Opinion: Our Prime Minister, Jacinda Ardern, made some big announcements when she attended the Waitangi Day celebrations last week. Each of those announcements will have a positive impact on both Northland, and the rest of the country, and are amongst the latest initiatives being supported by the Provincial Growth Fund.
Te Ara Mahi is an $82 million programme that will help get my nephews — and possibly yours too — off the couch and into productive work. Te Ara Mahi will support people who are at risk of long-term unemployment throughout the country, but it will have a much bigger impact in the North, especially the Far North, because of our high rates of unemployment.
It will also help employers who are struggling to find workers, or who need help to support new employees who have been unemployed for some time or never acquired the skills to hold down steady work.
Too many of our young people have fallen through the cracks, leaving school without qualifications or many of the basic life skills needed to make a living. Te Ara Mahi will support people to remedy those deficits in a dignified and positive way.
In Northland we also have a lot of Māori land that isn't being used to its full potential.
Top-class horticultural land may be used for grazing sheep and cattle. Or sheep and cattle or dairy farms are perhaps not being run efficiently because of a lack of investment. With multiple land owners and a different legal structure, it can be hard to get finance from traditional lenders to invest in this land.
Supporting Māori economic development is a key focus of this government's regional development efforts. That's why we have established the Whenua Māori Fund, which will provide $100m from the Provincial Growth Fund to partner with Māori and help unlock the potential in their land.

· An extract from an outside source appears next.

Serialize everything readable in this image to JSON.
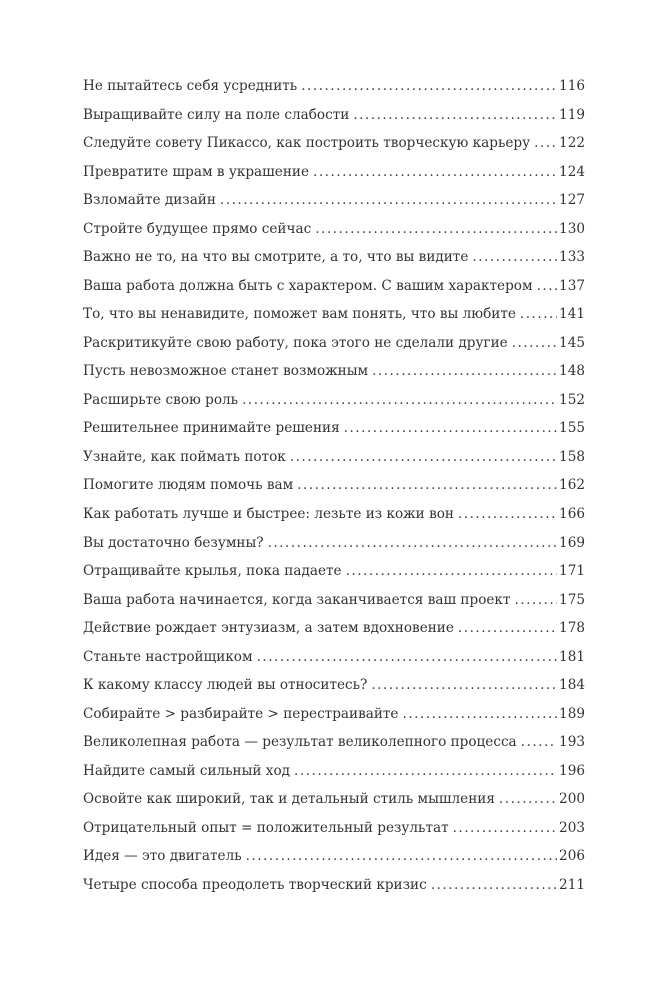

Also announced was investment to help some Northland and Far North communities to grow and connect with the wider world.
In Kaipara the PGF is investing more than $20.3m in upgrades to the roading network, wharves and water transport. This will support local industry and make the roads safer for all residents.
Just under $1m will be used to support Kaipara Kai, a project to look at possible new crops, stock types and aquaculture for the region.
Another $21m is being invested nationally to improve digital connectivity, by connecting marae to fast internet and establishing Regional Digital Hubs to provide people and businesses with access to digital services. Two Northland marae, Oramahoe, near Moerewa, and Te Houhanga, at Dargaville, are among the first to be connected.
These investments won't make up for years of neglect from successive governments on their own, but they will make a difference.
I look forward to making more announcements from the PGF that help to close that gap, both in Northland and other neglected parts of our country.